Price Action Trading Explained
1- The Definition Of Price Action
2- Trading with “Messy” Vs “Clean” Forex Charts
3- How to identify trending and consolidating markets
4- How to trade Forex with Price Action Trading Strategies
5- How to use chart confluence and Price Action Signals
What is Price Action ?
Basic Definition: Price Action Trading (P.A.T.) is the discipline of making all of your trading decisions from a stripped down or “naked” price chart. This means no lagging indicators outside of maybe a couple moving averages to help identify dynamic support and resistance areas and trend. All financial markets generate data about the movement of the price of a market over varying periods of time; this data is displayed on price charts. Price charts reflect the beliefs and actions of all participants (human or computer) trading a market during a specified period of time and these beliefs are portrayed on a market’s price chart in the form of “price action” (P.A.).
Whilst economic data and other global news events are the catalysts for price movement in a market, we don’t need to analyze them to trade the market successfully. The reason is pretty simple; all economic data and world news that causes price movement within a market is ultimately reflected via P.A. on a market’s price chart.
Since a market’s P.A. reflects all variables affecting that market for any given period of time, using lagging price indictors like stochastics, MACD, RSI, and others is just a flat waste of time. Price movement provides all the signals you will ever need to develop a profitable and high-probability trading system.
These signals collectively are called price action trading strategies and they provide a way to make sense of a market’s price movement and help predict its future movement with a high enough degree of accuracy to give you a high-probability trading strategy.
“Clean” Charts vs. “Messy” Indicator-laden Charts
Next, to demonstrate the stark contrast between a pure P.A. chart and one with some of the most popular forex indicators on it, I have shown two charts in the examples below. The chart on the top has no indicators on it, there’s nothing but the raw P.A. of the market on that chart. The bottom chart has MACD, Stochastics, ADX and Bollinger Bands on it; four of the most widely used indicators AKA “secondary” analysis tools as they are sometimes called.

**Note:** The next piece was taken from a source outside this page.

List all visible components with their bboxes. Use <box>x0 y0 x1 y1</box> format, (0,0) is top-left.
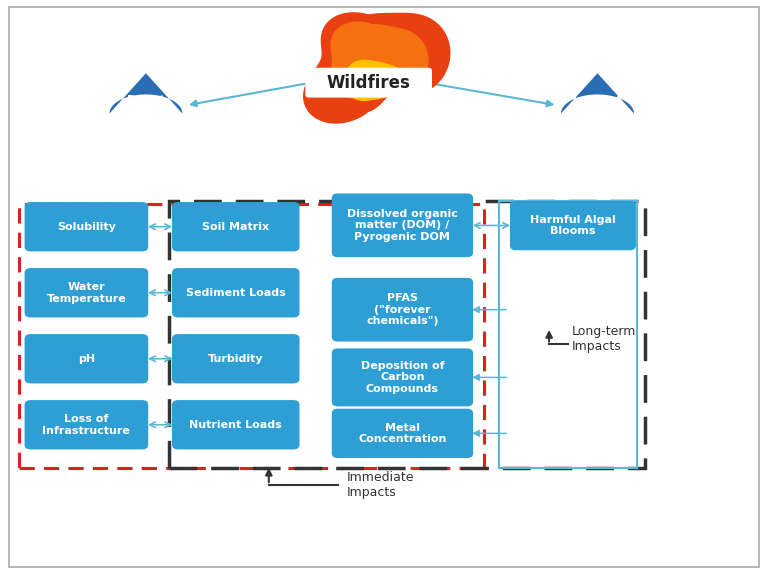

The image example below shows a clean price chart, with no mess, and no indicators, just pure price bars:
The image example below shows a messy price chart, with lots of clutter, indicators and mess:
It’s worth pointing out how in the indicator-laden chart you actually have to give up some room on the chart to have the indicators at the bottom, this forces you to make the P.A. part of the chart smaller, and it also draws your attention away from the natural P.A. and onto the indicators. So, not only do you have less screen area to view the P.A., but your focus is not totally on the price action of the market like it should be.
If you really look at both of those charts and think about which one is easier to analyze and trade from, the answer should be pretty clear. All of the indicators on the chart below, and indeed almost all indicators, are derived from the underlying P.A.. In other words, all traders do when they add indicators to their charts is produce more variables for themselves; they aren’t gaining any insight or predictive clues that aren’t already provided by the market’s raw price action.